Conditioning LLMs with Emotion in Neural Machine Translation
Charles Brazier, Jean-Luc Rouas
TL;DR
This work tackles improving MT quality by conditioning LLM-based translation on emotion cues extracted from Speech Emotion Recognition. It first fine-tunes five open-source 7B LLMs on Libri-trans to establish a strong baseline, identifying TowerBase-7B-v0.1 as particularly effective. The best-performing model is then retrained with emotion-augmented prompts that inject arousal, dominance, or valence, using three prompt templates; evaluation with BLEU and COMET shows that arousal-driven prompts yield the most consistent gains, especially in COMET. The study demonstrates the potential of emotion-conditioned prompting to enhance MT and suggests future work on broader multilingual and speech-to-text translation tasks.
Abstract
Large Language Models (LLMs) have shown remarkable performance in Natural Language Processing tasks, including Machine Translation (MT).
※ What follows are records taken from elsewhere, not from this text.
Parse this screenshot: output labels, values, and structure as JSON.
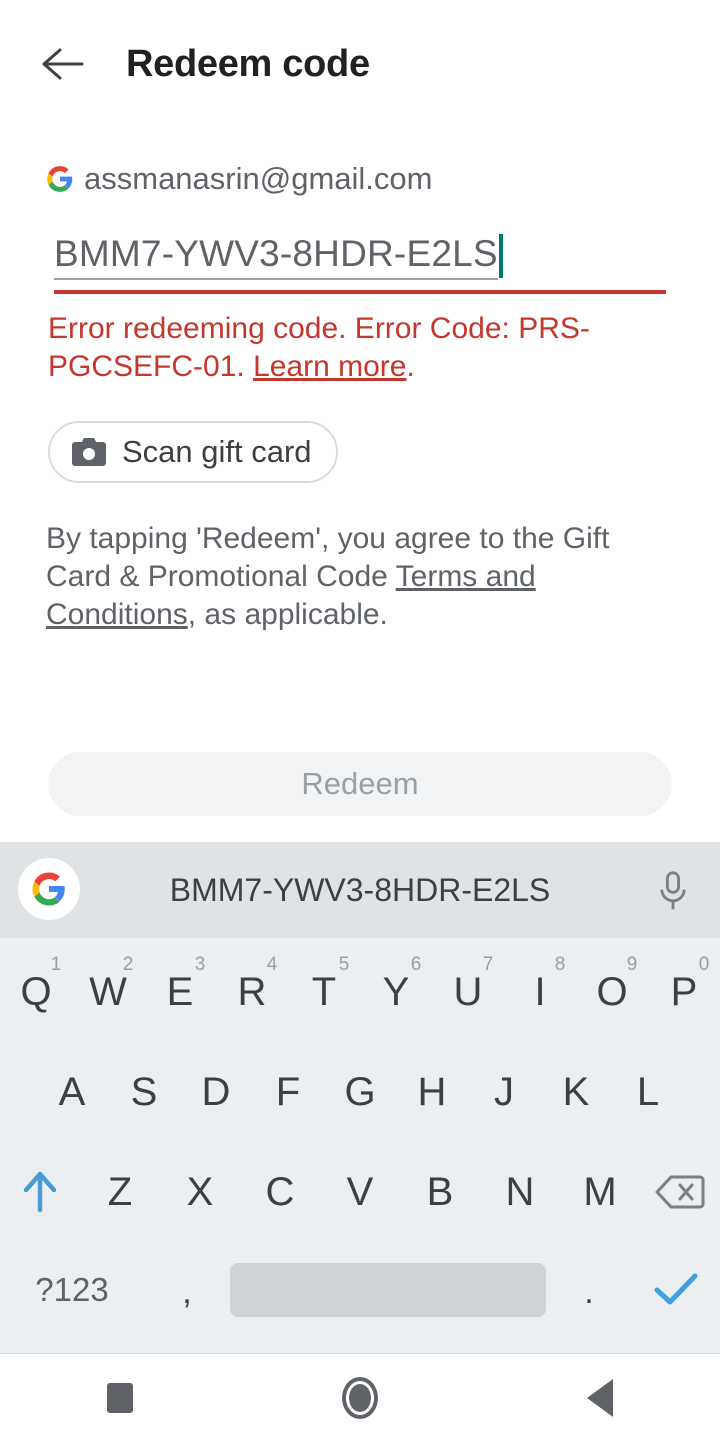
{
  "appbar": {
    "back_icon": "arrow-back-icon",
    "title": "Redeem code"
  },
  "account": {
    "logo": "google-g-icon",
    "email": "assmanasrin@gmail.com"
  },
  "code_field": {
    "value": "BMM7-YWV3-8HDR-E2LS",
    "placeholder": "Enter code",
    "caret_color": "#00796b",
    "error_underline_color": "#c5372c"
  },
  "error": {
    "message_before_link": "Error redeeming code. Error Code: PRS-PGCSEFC-01. ",
    "link_label": "Learn more",
    "message_after_link": ".",
    "color": "#c5372c"
  },
  "scan_button": {
    "icon": "camera-icon",
    "label": "Scan gift card"
  },
  "terms": {
    "text_before_link": "By tapping 'Redeem', you agree to the Gift Card & Promotional Code ",
    "link_label": "Terms and Conditions",
    "text_after_link": ", as applicable."
  },
  "redeem_button": {
    "label": "Redeem",
    "enabled": "false"
  },
  "keyboard": {
    "suggestion": "BMM7-YWV3-8HDR-E2LS",
    "logo": "google-g-icon",
    "mic_icon": "microphone-icon",
    "row1": [
      {
        "key": "Q",
        "num": "1"
      },
      {
        "key": "W",
        "num": "2"
      },
      {
        "key": "E",
        "num": "3"
      },
      {
        "key": "R",
        "num": "4"
      },
      {
        "key": "T",
        "num": "5"
      },
      {
        "key": "Y",
        "num": "6"
      },
      {
        "key": "U",
        "num": "7"
      },
      {
        "key": "I",
        "num": "8"
      },
      {
        "key": "O",
        "num": "9"
      },
      {
        "key": "P",
        "num": "0"
      }
    ],
    "row2": [
      "A",
      "S",
      "D",
      "F",
      "G",
      "H",
      "J",
      "K",
      "L"
    ],
    "row3": [
      "Z",
      "X",
      "C",
      "V",
      "B",
      "N",
      "M"
    ],
    "shift_icon": "shift-arrow-up-icon",
    "shift_color": "#4a9bd4",
    "backspace_icon": "backspace-icon",
    "row4": {
      "symbols_label": "?123",
      "comma_label": ",",
      "space_label": "",
      "period_label": ".",
      "enter_icon": "checkmark-icon",
      "enter_color": "#3ea0e0"
    }
  },
  "navbar": {
    "recents_icon": "square-recents-icon",
    "home_icon": "circle-home-icon",
    "back_icon": "triangle-back-icon"
  }
}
In this work, we propose a novel MT pipeline that integrates emotion information extracted from a Speech Emotion Recognition (SER) model into LLMs to enhance translation quality. We first fine-tune five existing LLMs on the Libri-trans dataset and select the most performant model. Subsequently, we augment LLM prompts with different dimensional emotions and train the selected LLM under these different configurations. Our experiments reveal that integrating emotion information, especially arousal, into LLM prompts leads to notable improvements in translation quality.